Changing to the --no-missing flag had an effect.. see below

Is there an explanation somewhere of the mechanics of the NER model and/or its evaluation? I am having trouble interpreting these results at the moment, as basic as what does "RIGHT", "WRONG" and "ENTS refer to exactly ? I will dig into the code if need be, but thought there might be a write-up somewhere (I can't find anything)?

Apologies that the output is a little unintuitive. It's to accommodate the case where you have incomplete information in the dataset.

The entities number is the total number of entities predicted by the model. The correct number is the number of correct predictions, and incorrect is the number of mistakes, including both false positives and false negatives.

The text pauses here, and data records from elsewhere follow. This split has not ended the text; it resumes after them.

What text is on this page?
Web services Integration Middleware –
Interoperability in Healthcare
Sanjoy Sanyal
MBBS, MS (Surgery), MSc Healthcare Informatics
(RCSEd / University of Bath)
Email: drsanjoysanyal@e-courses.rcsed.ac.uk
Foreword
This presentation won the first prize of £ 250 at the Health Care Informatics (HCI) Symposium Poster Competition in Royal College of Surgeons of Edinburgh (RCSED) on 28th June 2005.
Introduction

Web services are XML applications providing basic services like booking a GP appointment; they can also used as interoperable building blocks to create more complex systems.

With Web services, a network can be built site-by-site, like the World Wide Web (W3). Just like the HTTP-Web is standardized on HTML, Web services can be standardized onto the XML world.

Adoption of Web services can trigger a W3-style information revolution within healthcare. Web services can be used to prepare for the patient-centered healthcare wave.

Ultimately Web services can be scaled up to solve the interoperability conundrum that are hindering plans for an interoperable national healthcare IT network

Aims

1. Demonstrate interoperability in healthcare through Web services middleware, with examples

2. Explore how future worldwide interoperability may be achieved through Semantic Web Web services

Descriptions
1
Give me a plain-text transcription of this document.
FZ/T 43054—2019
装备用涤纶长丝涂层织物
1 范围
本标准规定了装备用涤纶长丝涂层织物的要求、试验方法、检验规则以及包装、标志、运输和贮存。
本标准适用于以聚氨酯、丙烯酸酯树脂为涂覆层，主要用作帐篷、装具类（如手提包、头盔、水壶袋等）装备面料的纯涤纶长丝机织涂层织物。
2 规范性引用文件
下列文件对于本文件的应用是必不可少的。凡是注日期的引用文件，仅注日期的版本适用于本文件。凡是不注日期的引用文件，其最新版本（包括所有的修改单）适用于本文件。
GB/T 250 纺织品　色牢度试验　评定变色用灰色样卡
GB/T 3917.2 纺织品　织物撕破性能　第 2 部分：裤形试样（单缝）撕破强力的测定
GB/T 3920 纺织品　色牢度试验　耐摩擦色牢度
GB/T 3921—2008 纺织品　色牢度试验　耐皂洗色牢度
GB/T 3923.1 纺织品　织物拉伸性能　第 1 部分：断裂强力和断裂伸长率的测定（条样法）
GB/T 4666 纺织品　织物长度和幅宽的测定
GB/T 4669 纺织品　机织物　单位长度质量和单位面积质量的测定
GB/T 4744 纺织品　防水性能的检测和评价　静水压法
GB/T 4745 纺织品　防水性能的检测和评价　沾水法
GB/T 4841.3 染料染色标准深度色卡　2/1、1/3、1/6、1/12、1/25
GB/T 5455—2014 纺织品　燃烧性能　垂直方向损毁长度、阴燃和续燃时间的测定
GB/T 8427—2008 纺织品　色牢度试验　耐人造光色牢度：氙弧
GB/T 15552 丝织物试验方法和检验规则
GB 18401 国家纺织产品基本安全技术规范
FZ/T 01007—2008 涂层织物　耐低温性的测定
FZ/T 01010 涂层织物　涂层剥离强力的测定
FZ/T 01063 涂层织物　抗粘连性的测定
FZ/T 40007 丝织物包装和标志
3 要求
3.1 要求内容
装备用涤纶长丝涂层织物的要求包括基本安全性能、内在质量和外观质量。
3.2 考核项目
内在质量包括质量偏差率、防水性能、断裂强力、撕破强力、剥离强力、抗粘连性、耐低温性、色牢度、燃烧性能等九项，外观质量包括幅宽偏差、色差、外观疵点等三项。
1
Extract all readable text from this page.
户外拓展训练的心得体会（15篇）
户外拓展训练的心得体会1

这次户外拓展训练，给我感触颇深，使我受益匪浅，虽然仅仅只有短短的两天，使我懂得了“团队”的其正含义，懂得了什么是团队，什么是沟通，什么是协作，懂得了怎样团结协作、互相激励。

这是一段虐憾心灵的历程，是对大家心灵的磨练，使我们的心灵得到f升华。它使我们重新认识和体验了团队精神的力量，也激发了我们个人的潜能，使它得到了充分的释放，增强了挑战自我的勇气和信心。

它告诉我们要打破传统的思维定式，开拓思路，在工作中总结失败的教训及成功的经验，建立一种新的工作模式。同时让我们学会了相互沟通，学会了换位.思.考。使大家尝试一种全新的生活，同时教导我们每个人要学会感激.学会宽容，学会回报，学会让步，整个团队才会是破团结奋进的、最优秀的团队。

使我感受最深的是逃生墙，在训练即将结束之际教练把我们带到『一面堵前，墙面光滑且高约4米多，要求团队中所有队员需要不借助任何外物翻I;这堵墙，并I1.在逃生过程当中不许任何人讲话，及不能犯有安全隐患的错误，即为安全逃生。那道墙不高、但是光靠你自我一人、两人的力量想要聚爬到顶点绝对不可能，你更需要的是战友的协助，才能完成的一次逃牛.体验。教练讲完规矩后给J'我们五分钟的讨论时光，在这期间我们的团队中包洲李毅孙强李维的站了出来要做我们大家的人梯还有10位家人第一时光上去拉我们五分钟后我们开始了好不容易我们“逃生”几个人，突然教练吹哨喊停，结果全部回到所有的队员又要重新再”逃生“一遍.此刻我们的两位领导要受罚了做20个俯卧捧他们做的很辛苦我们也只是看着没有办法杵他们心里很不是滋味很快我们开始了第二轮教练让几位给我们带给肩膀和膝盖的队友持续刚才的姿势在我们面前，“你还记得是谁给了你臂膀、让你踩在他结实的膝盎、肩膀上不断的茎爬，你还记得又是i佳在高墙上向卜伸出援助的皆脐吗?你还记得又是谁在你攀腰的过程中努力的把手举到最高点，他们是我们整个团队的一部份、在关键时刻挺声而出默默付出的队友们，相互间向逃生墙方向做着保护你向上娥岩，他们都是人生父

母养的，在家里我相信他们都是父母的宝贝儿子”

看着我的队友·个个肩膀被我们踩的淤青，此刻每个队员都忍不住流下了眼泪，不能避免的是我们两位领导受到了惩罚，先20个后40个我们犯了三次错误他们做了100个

So in your figure above, before any training the model predicts 305 entities, all of which are wrong. It seems there are a further 70 gold-standard entities, none of which it predicts --- so the total number of mistakes is 375, and 0 predictions are correct.

@honnibal Thanks! So to clarify the way I would read iteration 1 of the model, is that...

  1. The model is predicting 3 entities
  2. There are zero correct predictions, and 73 incorrect predictions (false positive and false negative)
  3. Therefore I can infer there are 70 false negatives (73-3 )

Is that correct?

In this case, as I have stated above, I KNOW my validation dataset has 86 entities, therefore there would seem to be a problem with the way it is being read in? (Because the false negative (70) + true positive (0) = 70)

Sorry for the delay getting back to you on this --- I missed the reply as we've been travelling for PyCon India.

Yes, the evaluation seems to think you only have 70 entities, so it does appear that there's something wrong. Are any examples repeated in your dataset? The only thing I can think of is that there might be conflicting examples, or perhaps the tokenisation has changed so there are examples that don't align to token boundaries?